Amiga Tonha,
Depois da decisão recente da Sociedade Portuguesa de Autores, de se recusar a utilizar o novo Acordo Ortográfico, você quis saber minha opinião sobre o dito acordo, que foi empurrado goela abaixo da população, sem sal e sem qualquer recheio.
Bem, eu, como desabalizado no assunto e como simples mortal da academia brasileira dos desletrudos, sempre fui contra esse acordo, porque, aqui na minha prática redacional, ele implicou trocar seis por meia dúzia. Noto que ele apenas deixou de prestigiar a etimologia, para prestigiar a fonética, principalmente no que se refere aos hífens e desífens entre prefixos e raízes. Na prática não vi nenhuma melhoria, pelo menos na vertente tupiniquim da fina flor do Lácio cantada e recantada por Camões.
 
[Eu acho até que a extinção do trema foi um atentado à clareza pronuncial.]
 
No geral, esse acordo apenas entre legisladores foi uma mudança arbitrária e ditatorial, como se a língua fosse dos governantes de plantão, quando em verdade ela é do povão e dos intelectuais, que sequer foram consultados quanto ao assunto, plebiscitariamente.
O poder de polícia do Estado, no sentido de alterar, construir ou destruir qualquer coisa pública, só tem legitimidade, se for para o bem comum, para a segurança ou para melhorar as condições de vida da população.
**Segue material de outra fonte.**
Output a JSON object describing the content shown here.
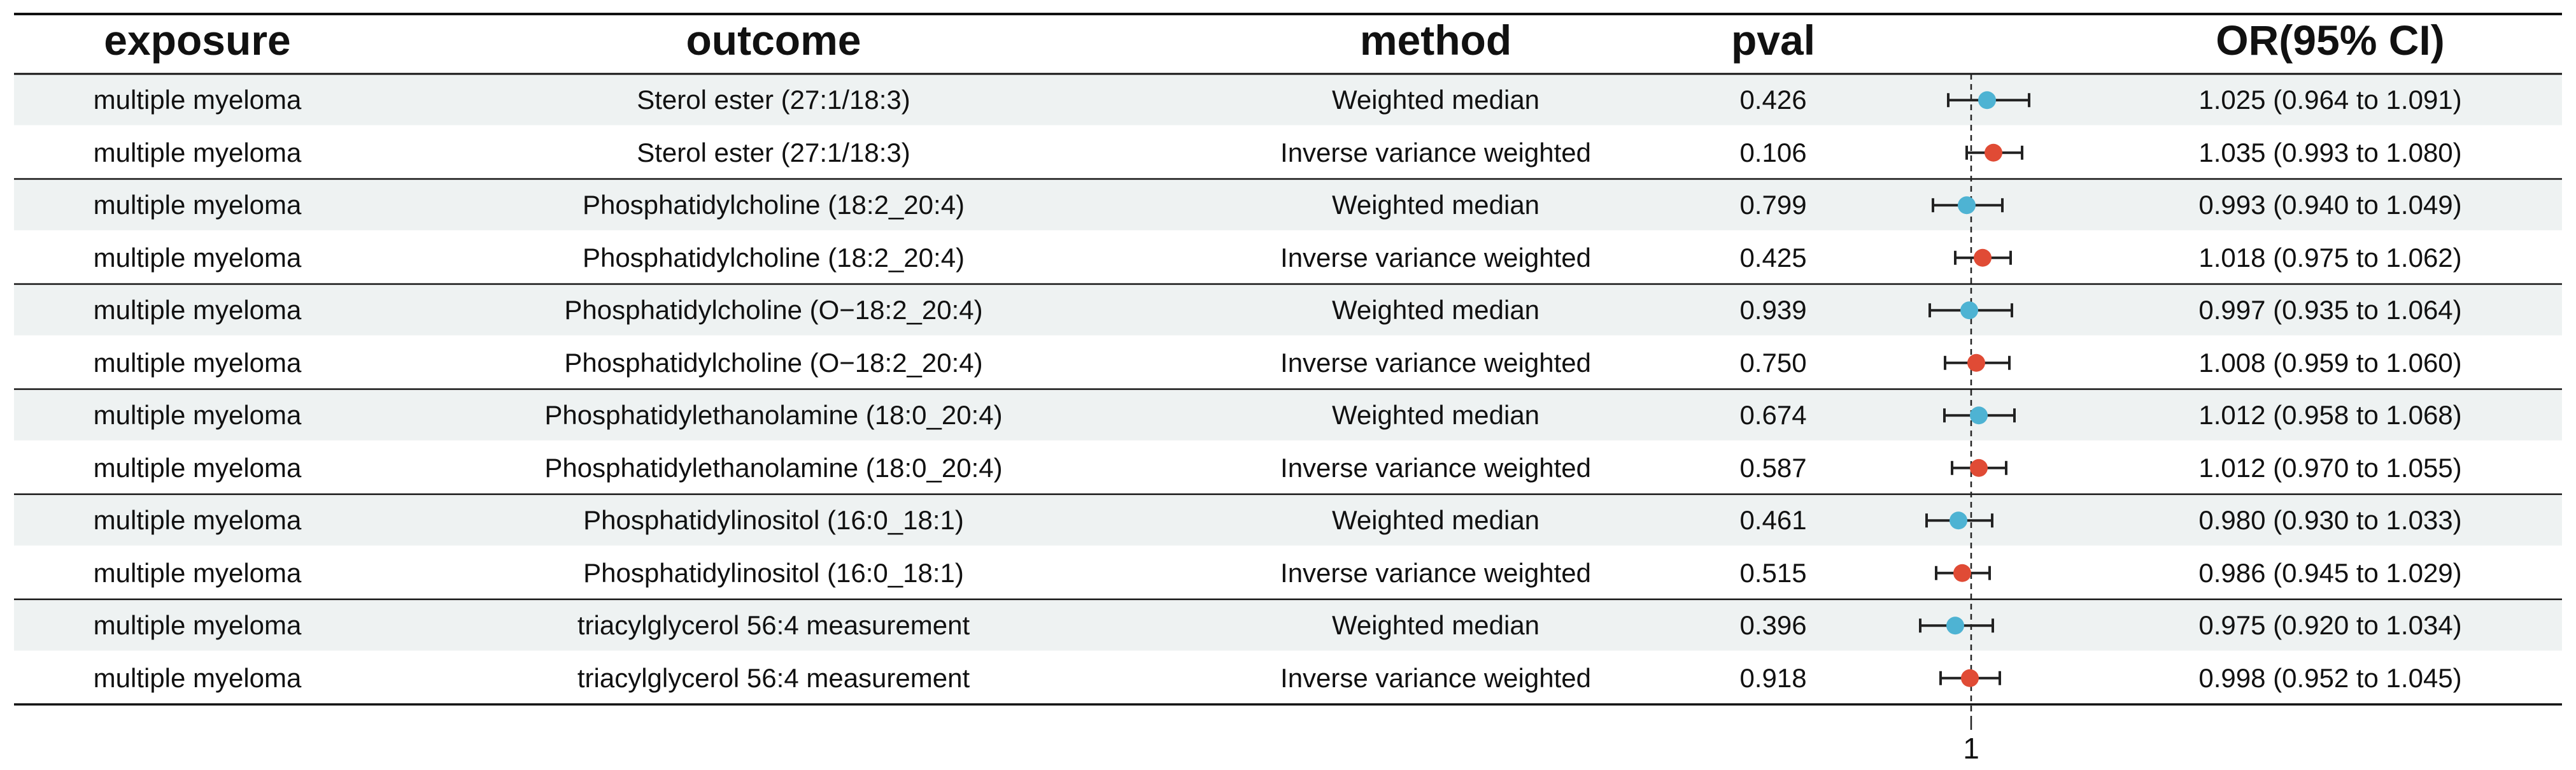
{
  "chart_data": {
    "type": "forest",
    "columns": [
      "exposure",
      "outcome",
      "method",
      "pval",
      "OR(95% CI)"
    ],
    "reference_line": 1,
    "x_tick_labels": [
      "1"
    ],
    "marker_colors": {
      "Weighted median": "#4EB3D3",
      "Inverse variance weighted": "#E04B35"
    },
    "row_band_color": "#EEF2F2",
    "rows": [
      {
        "exposure": "multiple myeloma",
        "outcome": "Sterol ester (27:1/18:3)",
        "method": "Weighted median",
        "pval": "0.426",
        "or": 1.025,
        "lo": 0.964,
        "hi": 1.091,
        "or_text": "1.025 (0.964 to 1.091)"
      },
      {
        "exposure": "multiple myeloma",
        "outcome": "Sterol ester (27:1/18:3)",
        "method": "Inverse variance weighted",
        "pval": "0.106",
        "or": 1.035,
        "lo": 0.993,
        "hi": 1.08,
        "or_text": "1.035 (0.993 to 1.080)"
      },
      {
        "exposure": "multiple myeloma",
        "outcome": "Phosphatidylcholine (18:2_20:4)",
        "method": "Weighted median",
        "pval": "0.799",
        "or": 0.993,
        "lo": 0.94,
        "hi": 1.049,
        "or_text": "0.993 (0.940 to 1.049)"
      },
      {
        "exposure": "multiple myeloma",
        "outcome": "Phosphatidylcholine (18:2_20:4)",
        "method": "Inverse variance weighted",
        "pval": "0.425",
        "or": 1.018,
        "lo": 0.975,
        "hi": 1.062,
        "or_text": "1.018 (0.975 to 1.062)"
      },
      {
        "exposure": "multiple myeloma",
        "outcome": "Phosphatidylcholine (O−18:2_20:4)",
        "method": "Weighted median",
        "pval": "0.939",
        "or": 0.997,
        "lo": 0.935,
        "hi": 1.064,
        "or_text": "0.997 (0.935 to 1.064)"
      },
      {
        "exposure": "multiple myeloma",
        "outcome": "Phosphatidylcholine (O−18:2_20:4)",
        "method": "Inverse variance weighted",
        "pval": "0.750",
        "or": 1.008,
        "lo": 0.959,
        "hi": 1.06,
        "or_text": "1.008 (0.959 to 1.060)"
      },
      {
        "exposure": "multiple myeloma",
        "outcome": "Phosphatidylethanolamine (18:0_20:4)",
        "method": "Weighted median",
        "pval": "0.674",
        "or": 1.012,
        "lo": 0.958,
        "hi": 1.068,
        "or_text": "1.012 (0.958 to 1.068)"
      },
      {
        "exposure": "multiple myeloma",
        "outcome": "Phosphatidylethanolamine (18:0_20:4)",
        "method": "Inverse variance weighted",
        "pval": "0.587",
        "or": 1.012,
        "lo": 0.97,
        "hi": 1.055,
        "or_text": "1.012 (0.970 to 1.055)"
      },
      {
        "exposure": "multiple myeloma",
        "outcome": "Phosphatidylinositol (16:0_18:1)",
        "method": "Weighted median",
        "pval": "0.461",
        "or": 0.98,
        "lo": 0.93,
        "hi": 1.033,
        "or_text": "0.980 (0.930 to 1.033)"
      },
      {
        "exposure": "multiple myeloma",
        "outcome": "Phosphatidylinositol (16:0_18:1)",
        "method": "Inverse variance weighted",
        "pval": "0.515",
        "or": 0.986,
        "lo": 0.945,
        "hi": 1.029,
        "or_text": "0.986 (0.945 to 1.029)"
      },
      {
        "exposure": "multiple myeloma",
        "outcome": "triacylglycerol 56:4 measurement",
        "method": "Weighted median",
        "pval": "0.396",
        "or": 0.975,
        "lo": 0.92,
        "hi": 1.034,
        "or_text": "0.975 (0.920 to 1.034)"
      },
      {
        "exposure": "multiple myeloma",
        "outcome": "triacylglycerol 56:4 measurement",
        "method": "Inverse variance weighted",
        "pval": "0.918",
        "or": 0.998,
        "lo": 0.952,
        "hi": 1.045,
        "or_text": "0.998 (0.952 to 1.045)"
      }
    ]
  }
}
Tirante isso, é de se registrar em ata que a coisa pública (res publica, ou república) é patrimônio do Estado como um todo, dentro do qual, é certo, estão o povo, o território e o governo, mas não necessariamente os mandatários eleitos pelo povo para gerir, e só gerir, durante algum tempo, a coisa pública, que é do povo em caráter permanente.
A língua é patrimônio histórico e  imaterial de cada povo que a fala (à exceção da Língua Internacional Esperanto, que pertence a toda a humanidade). Não é nem propriedade de todos os países que a falam, mas sim de cada povo, que detém suas variantes e o poder legítimo de reforma, e esta só deveria ocorrer mediante consulta popular, depois de longas discussões entre todas as classes legitimamente representativas, entre as quais a dos intelectuais não chapas-brancas.
 
Bem, seja como for, amiga, eu, aqui no pé da obra, tenho sido obrigado a me reformar ortograficamente, desde 2009, porque meu patrão é um entusiasta da reforma e é quem paga meu salário. Portanto, aqui, ele é a lei.
Dia desses ele me deu um esbregue danado, porque eu escrevi "pão de ló" sem hífen. Mesmo eu argumentando que, com a reforma federal, esse tipo de pão não tem mais recheio hifenal, ele tesou que tem. Conclusão: tasquei dois hifenzões bem negritados no composto e ainda pedi desculpas formais ao todo-poderoso.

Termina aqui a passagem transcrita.